Spack production user software stack on the Gust test system
4 stars 0 forks source link

cuIpcGetMemHandle error #23

Open johnmauff opened 1 year ago

johnmauff commented 1 year ago

After setting the CUDA_VISIBLE_DEVICES environment variable #22 I was able to launch CM1 on multiple nodes of Gust. Unfortunately, it subsequently dies with the following error before the timestep is entered. Note that while CM1 is an OpenACC code, it does not use OpenACC to access the MPI library. Note that a similar failure was observed on Perlmutter by Supreeth Suresh and may be related to the Cray MPICH library.

(GTL DEBUG: 1) cuIpcGetMemHandle: invalid argument, CUDA_ERROR_INVALID_VALUE, line no 97

johnmauff commented 1 year ago

With the most recent update of system software on Gust the cuIpcGetMemHandle error appears to have been eliminated.
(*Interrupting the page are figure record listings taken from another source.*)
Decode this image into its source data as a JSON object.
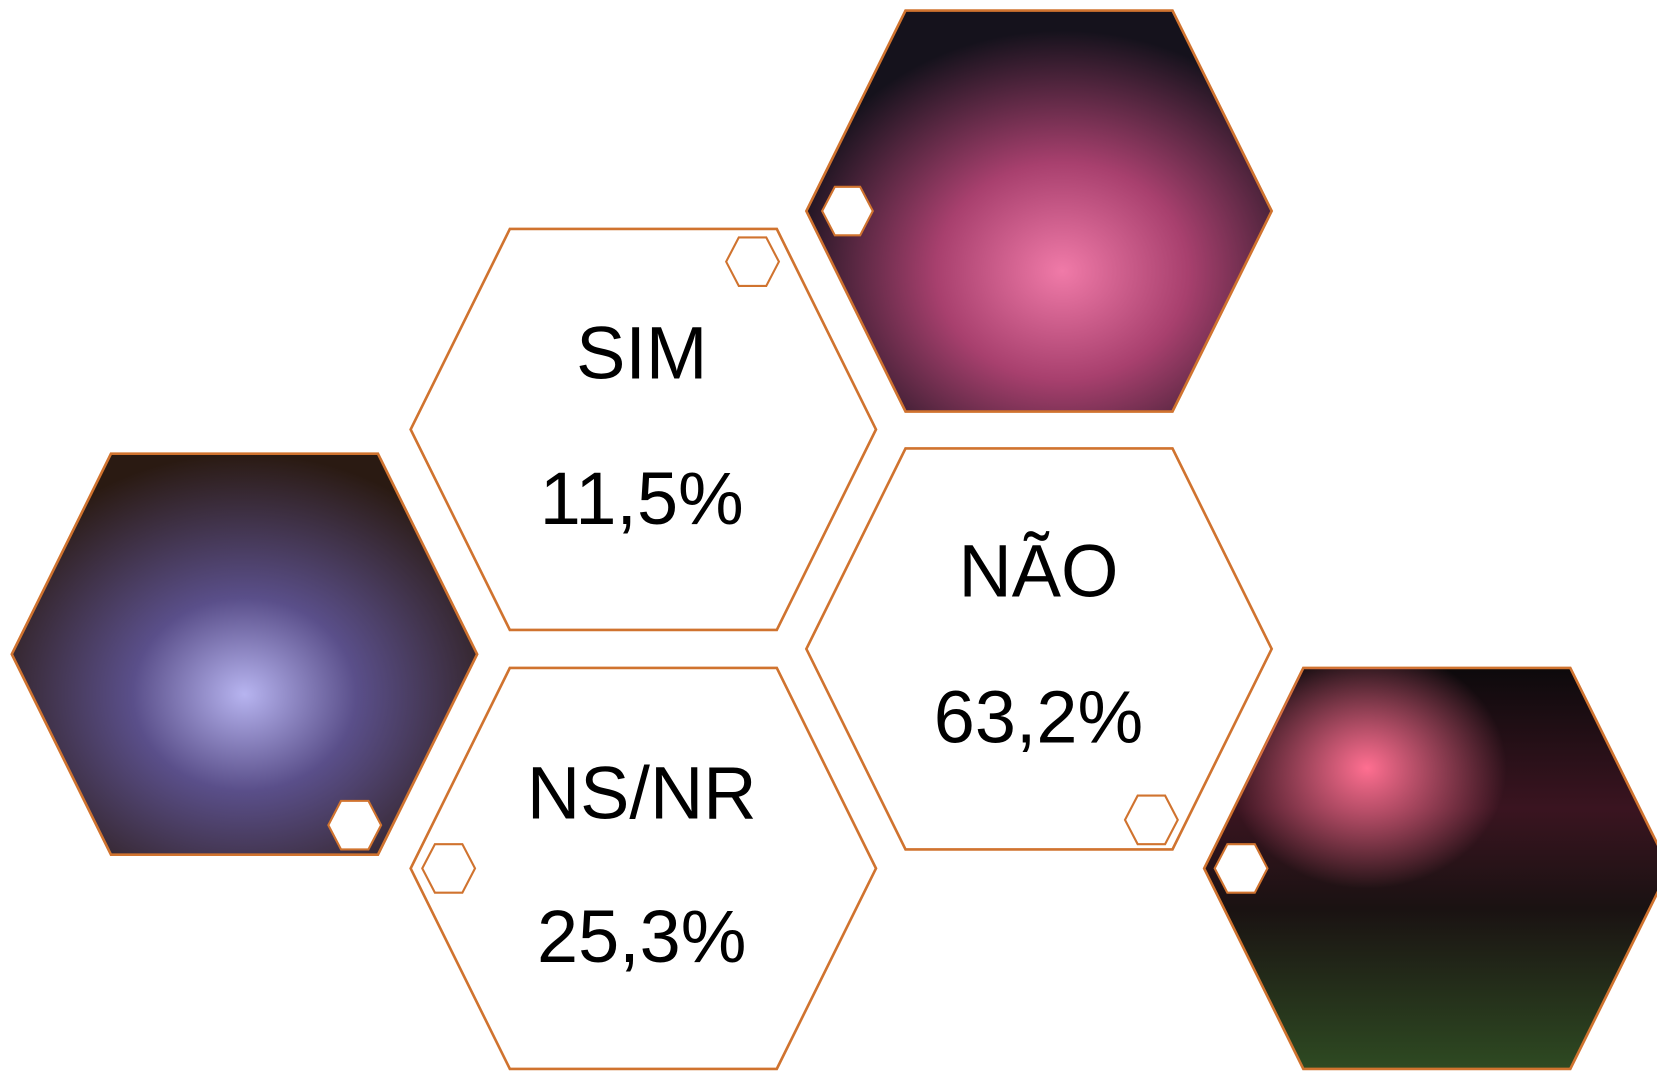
{
  "items": [
    {
      "label": "SIM",
      "value": "11,5%"
    },
    {
      "label": "NÃO",
      "value": "63,2%"
    },
    {
      "label": "NS/NR",
      "value": "25,3%"
    }
  ]
}
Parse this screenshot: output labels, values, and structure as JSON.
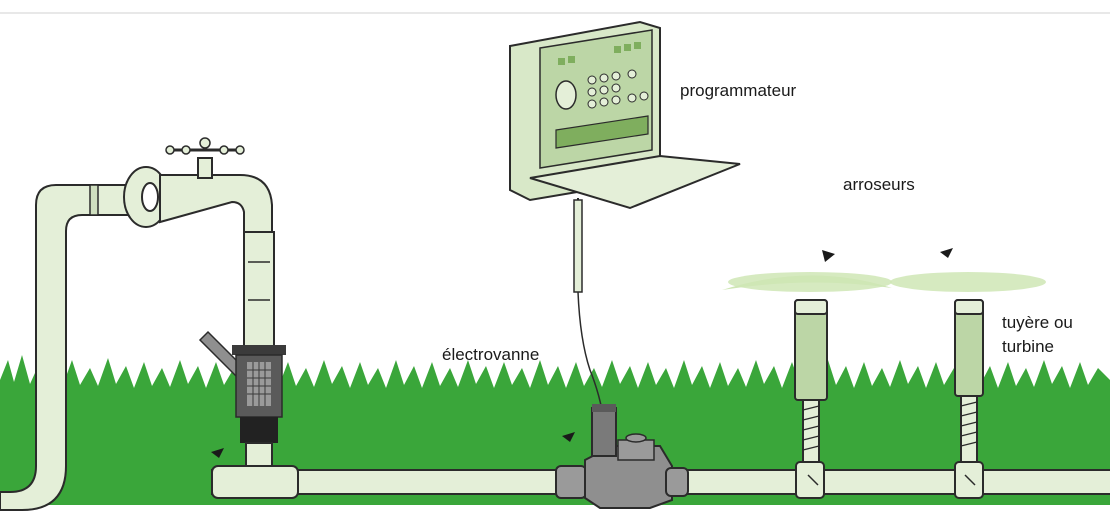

benkirk commented 1 year ago

Thanks for the update!

I am seeing the same issue, currently, with just the simple OSU benchmarks. So we are tracking it with HPE.

Glad you are unaffected now.

johnmauff commented 1 year ago

@benkirk I just realized that the error went away for me due to the removal of management memory in the makefile, and not anything with the new system software. I will discuss this with my NVIDIA contacts to see if they have any ideas.